Vantage AI

Inspiration

While preparing for placement interviews, I realized that technical knowledge alone was not enough. During mock interviews, even when I knew the correct answers, my delivery lacked visible confidence. As someone more on the introverted side, maintaining steady eye contact, controlled gestures, and smooth speech under pressure was difficult.

This led to a core question:

Can confidence be measured as observable behavioral stability rather than a subjective feeling?
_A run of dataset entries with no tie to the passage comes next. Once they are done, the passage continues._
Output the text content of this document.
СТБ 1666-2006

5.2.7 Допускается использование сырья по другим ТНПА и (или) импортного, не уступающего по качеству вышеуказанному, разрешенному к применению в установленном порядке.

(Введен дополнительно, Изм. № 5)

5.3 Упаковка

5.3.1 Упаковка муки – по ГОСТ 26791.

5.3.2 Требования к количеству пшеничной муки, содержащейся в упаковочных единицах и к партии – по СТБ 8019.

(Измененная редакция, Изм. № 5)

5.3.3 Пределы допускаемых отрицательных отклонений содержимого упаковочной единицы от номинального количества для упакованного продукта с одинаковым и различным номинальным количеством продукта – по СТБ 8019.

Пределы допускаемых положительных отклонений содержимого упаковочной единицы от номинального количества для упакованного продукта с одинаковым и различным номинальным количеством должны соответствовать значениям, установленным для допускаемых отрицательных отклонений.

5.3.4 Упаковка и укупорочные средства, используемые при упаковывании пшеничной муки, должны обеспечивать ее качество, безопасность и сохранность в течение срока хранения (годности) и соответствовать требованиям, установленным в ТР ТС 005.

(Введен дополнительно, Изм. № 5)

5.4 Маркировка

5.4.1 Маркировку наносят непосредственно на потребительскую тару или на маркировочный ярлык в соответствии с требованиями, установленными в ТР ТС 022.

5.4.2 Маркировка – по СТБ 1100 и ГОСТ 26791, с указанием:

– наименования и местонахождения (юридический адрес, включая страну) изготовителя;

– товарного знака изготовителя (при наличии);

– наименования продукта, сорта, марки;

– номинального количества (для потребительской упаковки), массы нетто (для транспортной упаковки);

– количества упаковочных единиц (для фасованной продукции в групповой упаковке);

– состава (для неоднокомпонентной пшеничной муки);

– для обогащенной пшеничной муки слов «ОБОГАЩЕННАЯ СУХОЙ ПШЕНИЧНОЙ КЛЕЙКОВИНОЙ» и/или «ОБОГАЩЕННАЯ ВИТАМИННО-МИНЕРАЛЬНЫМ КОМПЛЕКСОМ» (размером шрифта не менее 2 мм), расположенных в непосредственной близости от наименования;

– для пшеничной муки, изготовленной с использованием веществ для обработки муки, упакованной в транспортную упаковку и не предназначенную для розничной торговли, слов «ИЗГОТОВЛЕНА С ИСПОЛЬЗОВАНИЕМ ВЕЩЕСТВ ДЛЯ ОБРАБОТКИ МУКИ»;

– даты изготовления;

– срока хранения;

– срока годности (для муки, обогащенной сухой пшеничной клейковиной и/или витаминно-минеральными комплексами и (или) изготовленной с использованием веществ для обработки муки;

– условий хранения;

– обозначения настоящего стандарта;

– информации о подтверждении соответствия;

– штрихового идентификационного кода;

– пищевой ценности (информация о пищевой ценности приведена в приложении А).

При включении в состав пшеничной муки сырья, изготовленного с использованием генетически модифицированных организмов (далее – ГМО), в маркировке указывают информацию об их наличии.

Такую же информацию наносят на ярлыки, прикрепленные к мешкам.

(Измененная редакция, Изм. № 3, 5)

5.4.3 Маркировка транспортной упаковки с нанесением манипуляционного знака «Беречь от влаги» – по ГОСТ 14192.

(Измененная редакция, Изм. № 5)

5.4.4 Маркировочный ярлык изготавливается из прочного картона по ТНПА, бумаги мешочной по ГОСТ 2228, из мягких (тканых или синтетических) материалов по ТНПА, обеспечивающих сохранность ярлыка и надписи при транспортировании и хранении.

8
Instead of relying on human feedback alone, I wanted to build a system that provides measurable, real-time behavioral insights. That idea became Vantage AI.


What it does

Vantage AI is a real-time behavioral confidence analysis system that evaluates three observable signals:

  • Eye stability
  • Gesture smoothness
  • Speech decisiveness

These signals are fused into a unified confidence score that updates in real time, giving the user immediate feedback on their behavioral confidence.


How we built it

The system was built using:

  • Python
  • OpenCV for real-time camera input
  • MediaPipe Face Landmarker for facial and iris tracking
  • MediaPipe Hands for gesture detection
  • NumPy for feature computation
  • Streamlit for UI deployment

Eye tracking

We computed eye positions relative to stable facial landmarks so that head movement would not falsely reduce the stability score. This allowed the system to detect actual eye movement accurately.

Gesture smoothness

Hand motion was tracked and measured for consistency. Sudden jerks or irregular gestures were detected, while smooth movements contributed positively to the confidence score.

Speech decisiveness

Using microphone input, the system detected pauses and hesitation during speech. Longer pauses reduced the confidence score, while smooth, continuous speech increased it.


Challenges we ran into

  1. Head movement interference Initially, moving the head caused the eye stability score to drop incorrectly. Anchoring eye positions relative to the nose solved this.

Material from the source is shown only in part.